Yesterday’s celebration of National Fish Day in Baray district marks the official start of the Research and Aquaculture National Institute, a government-funded organisation that sets its goal at producing up to 20 million fish per year.
“We hope this National Institute will succeed in producing fish births to meet people’s needs and maintain fish from extinction,” Chan Sarun, Minister of Agriculture, Forestry and Fisheries, said at the ceremony.
The popularity of illegal techniques such as electro fishing, which can quickly wipe large numbers, has left the reproduction rate of Cambodia’s fish unsustainable, according to the institute.
This past year saw 5,307 documented cases of illegal fishing, Sarun said. In 2011, officials documented only 4,469 cases.
About five years in the making, the aquaculture institute began in 2008, when the government provided $8 million for the project, said Research and Aquaculture National Institute director Prom Phally.
The institute now boasts 30 hectares of water dedicated to aquaculture research and breeding.

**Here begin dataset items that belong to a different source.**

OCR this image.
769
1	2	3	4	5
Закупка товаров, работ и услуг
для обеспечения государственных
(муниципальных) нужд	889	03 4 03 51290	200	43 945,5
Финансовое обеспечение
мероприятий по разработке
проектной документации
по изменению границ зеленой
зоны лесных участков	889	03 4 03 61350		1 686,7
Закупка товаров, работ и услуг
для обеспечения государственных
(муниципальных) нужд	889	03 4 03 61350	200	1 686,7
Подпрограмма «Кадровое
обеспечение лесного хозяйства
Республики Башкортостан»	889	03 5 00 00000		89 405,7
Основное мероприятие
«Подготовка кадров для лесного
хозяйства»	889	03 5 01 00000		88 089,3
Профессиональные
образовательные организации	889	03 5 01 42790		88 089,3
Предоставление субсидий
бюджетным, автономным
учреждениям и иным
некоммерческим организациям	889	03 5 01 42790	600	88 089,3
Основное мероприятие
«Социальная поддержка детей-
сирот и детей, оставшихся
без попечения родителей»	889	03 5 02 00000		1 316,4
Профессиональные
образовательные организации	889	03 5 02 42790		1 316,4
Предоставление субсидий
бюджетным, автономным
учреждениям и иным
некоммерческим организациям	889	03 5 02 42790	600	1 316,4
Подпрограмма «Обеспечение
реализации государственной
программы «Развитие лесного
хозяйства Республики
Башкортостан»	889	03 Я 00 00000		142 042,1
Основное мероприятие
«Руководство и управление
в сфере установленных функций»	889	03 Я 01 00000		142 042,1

Facilitating a growth in fish population should prove a benefit to legal Cambodian fishers who depend on their catches for a living as well as the ecosystem, Phally said.
“After the fish spawn, we will release them into the rivers and lakes to reproduce more and increase quantity and maintain fish species,” Phally said. “It is very important.”
Fish populations are already on the rise, according to the Ministry of Agriculture. Between 2011 and 2012, the number of fish in Cambodian fisheries rose by 14 per cent.
Chan Tan, a 48-year-old fisher who attended the ceremony, knows first-hand the importance of maintaining a healthy fish population. Staving off the depletion of fisheries will not only help his family in the short-term, he said, but will also provide stability for future generations. “We fish legally to support our family,” Tan said. “Fish are our life.”